[Editor’s Note: In October of 1884, Marie Bashkirtseff was dying of Tuberculosis. She spent her last weeks with her friend and fellow painter, Jules Bastien-Lepage. Jules was also dying, of cancer — he would pass just two months later, on December 10th.]
Nothing but sorrow and annoyance!
But why write all this down ?
My aunt left for Russia on Monday; she will arrive there at one in the morning.
Bastien-Lepage goes from bad to worse.
I am unable to work.
My picture will not be finished.
Here are misfortunes enough!
He is dying, and he suffers intensely. When I am with him I feel as if he were no longer of this earth; he already soars above us; there are days when I feel as if I too soared above this earth. I see the people around me; they speak to me, I answer them, but I am no longer of them. I feel a passive indifference to everything a sensation somewhat like that produced by opium.
At last he is dying; I still go to see him, but only from habit; it is only his shadow that is there: I myself am hardly more than a shadow.
He is scarcely conscious of my presence. I am of no use to him; his eyes do not brighten when he sees me; he likes me to be there, that is all.
Yes, he is dying, and the thought does not move me; I am indifferent to it; something is fading out of sight that is all.
And then everything will be ended.
Everything will be ended.
I shall die with the dying year.
It is as you see I do nothing. I am never without fever; my physicians are a pair of imbeciles. I have sent for Potain and put myself into his hands again. He cured me once before. He is kind, attentive, and conscientious. After all, it seems that my emaciation, and all the rest of it, do not come from the lungs, but from some malady I contracted without knowing when, and to which I paid no attention, thinking it would go away of itself; as for my lungs, they are no worse than before.
But it is not necessary for me to trouble you with my ailments; what is certain, however, is that I can do nothing.
Yesterday I went to dress myself to go to the Bois, and twice I was on the point of giving up, I was so overcome with weakness.
I succedeed at last; however.
Mme. Bastien-Lepage has been at Damvillers since Monday last, for the vintage, and, although there are women enough about him, he was glad to see us.
I have not been able to go out for the past few days. I am very ill, although I am not confined to bed.
Potain and his substitute come to see me on alternate days.
Ah, my God! and my picture, my picture, my picture?
Julian has come to see me. They have told him, then, that I was ill.
Alas! how could it be concealed? And how shall I be able to go see Bastien-Lepage?
I have a constant fever that is sapping my strength. I spend the whole day in the drawing-room, going from the easy-chair to the sofa and back again.
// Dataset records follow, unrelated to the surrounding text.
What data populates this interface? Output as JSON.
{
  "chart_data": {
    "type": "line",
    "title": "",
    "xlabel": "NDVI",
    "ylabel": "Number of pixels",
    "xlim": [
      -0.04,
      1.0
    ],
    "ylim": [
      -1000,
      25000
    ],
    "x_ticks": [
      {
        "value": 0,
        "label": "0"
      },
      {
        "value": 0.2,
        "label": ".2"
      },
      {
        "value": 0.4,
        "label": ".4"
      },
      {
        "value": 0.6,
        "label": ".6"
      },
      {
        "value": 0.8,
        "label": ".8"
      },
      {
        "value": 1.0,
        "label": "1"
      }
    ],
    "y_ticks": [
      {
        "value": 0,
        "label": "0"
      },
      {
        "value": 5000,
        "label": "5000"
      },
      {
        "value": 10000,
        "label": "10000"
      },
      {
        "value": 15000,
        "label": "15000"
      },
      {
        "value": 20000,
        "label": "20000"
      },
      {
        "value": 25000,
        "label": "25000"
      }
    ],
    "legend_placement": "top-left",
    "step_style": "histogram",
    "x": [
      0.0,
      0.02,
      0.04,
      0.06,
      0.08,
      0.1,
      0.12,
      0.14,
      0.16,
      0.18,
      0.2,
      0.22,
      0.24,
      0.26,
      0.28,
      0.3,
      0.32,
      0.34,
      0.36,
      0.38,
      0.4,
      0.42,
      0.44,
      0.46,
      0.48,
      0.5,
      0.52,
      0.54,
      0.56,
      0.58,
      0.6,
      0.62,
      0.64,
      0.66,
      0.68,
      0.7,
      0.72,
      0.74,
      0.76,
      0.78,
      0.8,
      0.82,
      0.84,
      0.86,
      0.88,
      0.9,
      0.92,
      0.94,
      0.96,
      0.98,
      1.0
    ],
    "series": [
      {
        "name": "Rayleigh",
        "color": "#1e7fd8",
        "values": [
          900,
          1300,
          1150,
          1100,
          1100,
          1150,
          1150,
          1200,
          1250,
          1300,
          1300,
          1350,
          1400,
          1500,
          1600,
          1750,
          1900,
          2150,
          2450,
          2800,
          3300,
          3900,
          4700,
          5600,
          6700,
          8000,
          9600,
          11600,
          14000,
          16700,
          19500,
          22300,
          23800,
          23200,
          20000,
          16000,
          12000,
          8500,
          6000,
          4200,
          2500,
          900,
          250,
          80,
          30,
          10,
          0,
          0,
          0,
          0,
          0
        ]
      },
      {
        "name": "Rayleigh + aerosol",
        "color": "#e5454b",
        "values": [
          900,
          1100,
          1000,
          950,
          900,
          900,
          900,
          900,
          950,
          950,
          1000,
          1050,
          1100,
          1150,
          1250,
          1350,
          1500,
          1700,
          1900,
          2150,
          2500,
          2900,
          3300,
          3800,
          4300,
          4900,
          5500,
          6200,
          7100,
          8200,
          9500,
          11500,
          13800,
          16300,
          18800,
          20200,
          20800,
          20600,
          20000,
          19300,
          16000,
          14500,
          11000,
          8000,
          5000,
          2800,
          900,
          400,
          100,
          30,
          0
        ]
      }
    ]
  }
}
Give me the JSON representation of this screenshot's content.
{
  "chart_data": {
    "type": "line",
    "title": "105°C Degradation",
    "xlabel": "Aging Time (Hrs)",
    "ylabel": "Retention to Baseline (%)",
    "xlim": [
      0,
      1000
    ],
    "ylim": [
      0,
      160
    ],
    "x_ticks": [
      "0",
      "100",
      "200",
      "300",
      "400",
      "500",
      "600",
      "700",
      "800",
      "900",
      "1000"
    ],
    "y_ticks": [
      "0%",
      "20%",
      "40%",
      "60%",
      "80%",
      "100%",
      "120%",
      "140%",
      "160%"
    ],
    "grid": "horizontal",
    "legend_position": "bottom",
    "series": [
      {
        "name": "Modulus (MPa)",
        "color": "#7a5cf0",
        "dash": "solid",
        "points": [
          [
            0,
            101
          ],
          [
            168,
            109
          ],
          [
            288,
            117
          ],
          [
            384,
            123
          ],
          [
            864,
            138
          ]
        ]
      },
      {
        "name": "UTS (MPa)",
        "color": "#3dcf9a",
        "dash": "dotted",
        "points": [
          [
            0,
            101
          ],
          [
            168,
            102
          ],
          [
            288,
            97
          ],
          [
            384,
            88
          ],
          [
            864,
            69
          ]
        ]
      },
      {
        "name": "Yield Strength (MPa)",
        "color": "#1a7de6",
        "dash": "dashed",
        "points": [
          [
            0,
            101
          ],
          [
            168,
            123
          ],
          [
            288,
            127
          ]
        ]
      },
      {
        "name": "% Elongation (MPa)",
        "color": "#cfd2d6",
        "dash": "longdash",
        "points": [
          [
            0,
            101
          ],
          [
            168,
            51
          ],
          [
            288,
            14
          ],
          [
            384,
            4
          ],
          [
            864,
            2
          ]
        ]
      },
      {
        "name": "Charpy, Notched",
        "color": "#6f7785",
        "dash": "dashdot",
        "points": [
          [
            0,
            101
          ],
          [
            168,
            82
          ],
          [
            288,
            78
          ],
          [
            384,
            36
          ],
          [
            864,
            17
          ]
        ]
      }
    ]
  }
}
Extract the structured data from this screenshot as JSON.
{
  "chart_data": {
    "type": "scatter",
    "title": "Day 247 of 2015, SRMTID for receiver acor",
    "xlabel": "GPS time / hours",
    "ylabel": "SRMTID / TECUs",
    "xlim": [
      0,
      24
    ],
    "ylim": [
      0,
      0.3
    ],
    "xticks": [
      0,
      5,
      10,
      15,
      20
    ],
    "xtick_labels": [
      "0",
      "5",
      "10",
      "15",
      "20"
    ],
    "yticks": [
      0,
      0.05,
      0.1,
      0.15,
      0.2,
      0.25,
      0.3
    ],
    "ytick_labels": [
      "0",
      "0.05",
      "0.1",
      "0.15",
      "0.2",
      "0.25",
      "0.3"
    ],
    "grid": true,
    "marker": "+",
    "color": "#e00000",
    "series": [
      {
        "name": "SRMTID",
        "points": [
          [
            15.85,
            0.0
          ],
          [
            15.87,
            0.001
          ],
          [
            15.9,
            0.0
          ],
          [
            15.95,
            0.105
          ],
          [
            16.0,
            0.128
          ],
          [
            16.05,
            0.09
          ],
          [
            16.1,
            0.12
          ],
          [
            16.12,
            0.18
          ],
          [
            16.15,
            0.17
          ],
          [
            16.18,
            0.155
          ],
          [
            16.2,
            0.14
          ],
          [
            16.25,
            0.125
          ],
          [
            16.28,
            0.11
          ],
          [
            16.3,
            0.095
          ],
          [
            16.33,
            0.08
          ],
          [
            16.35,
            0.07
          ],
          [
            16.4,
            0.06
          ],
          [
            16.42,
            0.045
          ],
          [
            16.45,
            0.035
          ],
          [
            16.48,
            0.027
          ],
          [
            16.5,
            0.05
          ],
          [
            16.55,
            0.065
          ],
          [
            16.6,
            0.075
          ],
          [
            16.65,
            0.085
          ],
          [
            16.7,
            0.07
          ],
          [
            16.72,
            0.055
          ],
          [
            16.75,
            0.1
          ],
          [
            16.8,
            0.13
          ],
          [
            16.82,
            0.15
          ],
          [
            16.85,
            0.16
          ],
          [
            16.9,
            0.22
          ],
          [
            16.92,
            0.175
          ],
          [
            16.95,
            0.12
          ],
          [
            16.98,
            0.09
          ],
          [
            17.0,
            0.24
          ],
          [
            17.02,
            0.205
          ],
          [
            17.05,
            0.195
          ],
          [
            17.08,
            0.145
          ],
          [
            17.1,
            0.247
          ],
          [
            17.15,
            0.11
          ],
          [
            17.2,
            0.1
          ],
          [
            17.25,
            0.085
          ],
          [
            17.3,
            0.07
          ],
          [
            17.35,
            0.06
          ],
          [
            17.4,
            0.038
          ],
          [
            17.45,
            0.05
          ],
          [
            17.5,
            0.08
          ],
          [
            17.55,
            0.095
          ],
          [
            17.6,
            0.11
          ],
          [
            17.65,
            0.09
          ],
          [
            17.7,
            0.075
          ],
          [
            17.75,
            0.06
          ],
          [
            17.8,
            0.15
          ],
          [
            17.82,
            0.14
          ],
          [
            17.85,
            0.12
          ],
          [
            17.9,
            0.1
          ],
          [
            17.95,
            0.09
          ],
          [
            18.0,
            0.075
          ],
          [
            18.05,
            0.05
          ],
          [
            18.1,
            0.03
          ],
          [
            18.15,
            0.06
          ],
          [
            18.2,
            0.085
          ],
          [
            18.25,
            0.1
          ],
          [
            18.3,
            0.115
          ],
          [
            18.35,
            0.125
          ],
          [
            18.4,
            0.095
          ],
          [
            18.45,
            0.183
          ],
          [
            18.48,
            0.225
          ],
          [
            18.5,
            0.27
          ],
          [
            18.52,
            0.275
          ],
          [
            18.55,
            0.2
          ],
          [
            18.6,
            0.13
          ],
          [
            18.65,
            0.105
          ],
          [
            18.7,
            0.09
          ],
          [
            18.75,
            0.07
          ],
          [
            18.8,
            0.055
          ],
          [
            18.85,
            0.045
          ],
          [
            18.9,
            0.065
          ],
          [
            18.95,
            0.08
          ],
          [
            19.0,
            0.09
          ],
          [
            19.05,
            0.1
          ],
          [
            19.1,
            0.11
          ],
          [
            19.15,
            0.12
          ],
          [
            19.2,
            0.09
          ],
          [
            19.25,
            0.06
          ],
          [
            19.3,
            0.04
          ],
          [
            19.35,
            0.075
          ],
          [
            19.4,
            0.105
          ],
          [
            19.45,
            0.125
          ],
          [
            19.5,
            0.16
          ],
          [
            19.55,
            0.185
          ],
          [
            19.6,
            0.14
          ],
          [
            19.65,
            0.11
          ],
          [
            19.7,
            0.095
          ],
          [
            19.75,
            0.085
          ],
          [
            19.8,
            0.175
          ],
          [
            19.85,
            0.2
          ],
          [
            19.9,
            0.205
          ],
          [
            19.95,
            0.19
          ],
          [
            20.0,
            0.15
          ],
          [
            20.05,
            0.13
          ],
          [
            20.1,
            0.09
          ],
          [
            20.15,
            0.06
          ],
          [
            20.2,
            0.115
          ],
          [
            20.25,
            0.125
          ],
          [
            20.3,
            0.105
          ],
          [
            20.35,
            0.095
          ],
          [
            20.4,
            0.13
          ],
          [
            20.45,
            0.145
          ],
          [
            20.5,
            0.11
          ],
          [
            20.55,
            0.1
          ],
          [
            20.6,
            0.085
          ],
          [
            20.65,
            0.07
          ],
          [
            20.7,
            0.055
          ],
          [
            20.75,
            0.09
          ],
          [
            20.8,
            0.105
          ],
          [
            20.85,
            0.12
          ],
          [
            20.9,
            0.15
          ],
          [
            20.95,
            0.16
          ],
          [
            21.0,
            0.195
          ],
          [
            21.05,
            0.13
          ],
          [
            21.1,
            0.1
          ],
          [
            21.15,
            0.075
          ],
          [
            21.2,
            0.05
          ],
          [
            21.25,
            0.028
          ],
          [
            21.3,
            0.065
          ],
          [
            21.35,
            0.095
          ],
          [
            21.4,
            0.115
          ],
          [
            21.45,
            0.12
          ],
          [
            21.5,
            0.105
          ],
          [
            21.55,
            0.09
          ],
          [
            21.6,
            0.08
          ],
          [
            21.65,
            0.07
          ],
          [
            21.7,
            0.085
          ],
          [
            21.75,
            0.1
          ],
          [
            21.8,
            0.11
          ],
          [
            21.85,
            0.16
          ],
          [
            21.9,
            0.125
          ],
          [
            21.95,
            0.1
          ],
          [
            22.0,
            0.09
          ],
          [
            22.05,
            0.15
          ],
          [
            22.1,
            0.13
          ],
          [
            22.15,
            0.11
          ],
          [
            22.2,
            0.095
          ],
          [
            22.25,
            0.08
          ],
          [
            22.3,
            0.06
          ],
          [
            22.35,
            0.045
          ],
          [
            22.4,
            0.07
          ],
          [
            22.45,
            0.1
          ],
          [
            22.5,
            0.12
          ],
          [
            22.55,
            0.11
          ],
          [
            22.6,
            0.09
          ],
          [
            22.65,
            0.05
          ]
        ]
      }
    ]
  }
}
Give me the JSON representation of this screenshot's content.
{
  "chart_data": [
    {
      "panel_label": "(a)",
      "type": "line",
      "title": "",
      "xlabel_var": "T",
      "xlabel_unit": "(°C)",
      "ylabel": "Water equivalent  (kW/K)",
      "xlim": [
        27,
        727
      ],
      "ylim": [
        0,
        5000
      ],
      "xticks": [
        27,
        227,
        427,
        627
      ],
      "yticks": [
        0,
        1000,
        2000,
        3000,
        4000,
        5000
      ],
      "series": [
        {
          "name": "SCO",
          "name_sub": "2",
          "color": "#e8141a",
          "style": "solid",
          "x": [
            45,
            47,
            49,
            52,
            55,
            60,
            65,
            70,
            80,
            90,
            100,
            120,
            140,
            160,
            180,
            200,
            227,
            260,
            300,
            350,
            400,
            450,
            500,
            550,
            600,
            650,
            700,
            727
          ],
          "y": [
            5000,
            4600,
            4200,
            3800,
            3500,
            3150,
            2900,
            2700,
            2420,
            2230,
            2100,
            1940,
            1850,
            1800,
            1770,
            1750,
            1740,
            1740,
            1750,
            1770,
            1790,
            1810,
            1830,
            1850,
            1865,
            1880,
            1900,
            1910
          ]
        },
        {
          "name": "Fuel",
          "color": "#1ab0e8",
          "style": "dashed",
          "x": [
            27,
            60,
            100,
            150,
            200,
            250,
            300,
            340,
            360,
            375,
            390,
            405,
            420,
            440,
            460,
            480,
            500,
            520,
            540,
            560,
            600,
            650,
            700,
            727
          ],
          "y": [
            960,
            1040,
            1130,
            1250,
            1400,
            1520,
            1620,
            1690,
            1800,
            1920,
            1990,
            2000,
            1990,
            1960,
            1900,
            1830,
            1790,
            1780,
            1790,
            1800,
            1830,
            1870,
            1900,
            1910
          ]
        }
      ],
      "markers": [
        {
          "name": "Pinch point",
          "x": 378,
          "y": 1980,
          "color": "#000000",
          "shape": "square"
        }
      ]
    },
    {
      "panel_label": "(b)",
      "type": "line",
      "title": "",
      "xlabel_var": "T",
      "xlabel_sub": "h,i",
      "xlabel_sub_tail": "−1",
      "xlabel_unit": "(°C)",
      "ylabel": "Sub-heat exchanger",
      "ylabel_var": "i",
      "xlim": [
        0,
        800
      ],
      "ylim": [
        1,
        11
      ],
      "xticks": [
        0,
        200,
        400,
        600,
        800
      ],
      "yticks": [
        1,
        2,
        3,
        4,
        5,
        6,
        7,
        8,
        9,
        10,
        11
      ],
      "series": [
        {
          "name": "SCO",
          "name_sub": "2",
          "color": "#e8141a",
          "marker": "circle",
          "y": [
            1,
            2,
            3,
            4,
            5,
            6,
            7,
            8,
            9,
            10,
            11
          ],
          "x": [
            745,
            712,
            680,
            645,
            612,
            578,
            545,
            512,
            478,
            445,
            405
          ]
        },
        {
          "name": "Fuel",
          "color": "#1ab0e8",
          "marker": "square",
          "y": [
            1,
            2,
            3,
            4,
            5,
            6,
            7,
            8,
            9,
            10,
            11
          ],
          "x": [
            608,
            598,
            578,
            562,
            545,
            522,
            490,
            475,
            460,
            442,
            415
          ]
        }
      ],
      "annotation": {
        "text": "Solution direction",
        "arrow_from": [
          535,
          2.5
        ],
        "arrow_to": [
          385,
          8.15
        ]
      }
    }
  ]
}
Dina reads novels to me. Potain came yesterday, and is to come again tomorrow. This man is no longer in need of money, and if he comes to see me so often, it must be because he takes some little interest in me.
I cannot leave the house at all, but poor Bastien-Lepage is still able to go out, so he had himself brought here and installed in an easy-chair, his feet supported by cushions. I was by his side, in another easychair, and so we remained until six o'clock.
I was dressed in a white plush morning-gown, trimmed with white lace, but of a different shade; Bastien-Lepage's eyes dilated with pleasure as they rested on me.
"Ah, if I could only paint!" he said.
There is an end to this year's picture!
Bastien-Lepage comes almost every day. His mother has returned, and all three came today.
Potain came yesterday : I am no better.
Tony and Julian are to dine with us to-night.
Although the weather is magnificient, Bastien-Lepage comes here instead of going to the Bois. He can scarcely walk at all now ; his brother supports him under each arm; he almost carries him.
By the time he is seated in his easychair the poor fellow is exhausted. Woe is me! And how many porters there are who do not know what it is to be ill! Emile is an admirable brother. He it is who carries Jules on his shoulders up and down their three flights of stairs. Dina is equally devoted to me. For the last two days my bed has been in the drawing-room, but as this is very large, and divided by screens, poufs, and the piano, it is not noticed. I find it too difficult to go upstairs.
The journal stops here. Marie Bashkirtseff died eleven days later, on the 31st of October, 1884.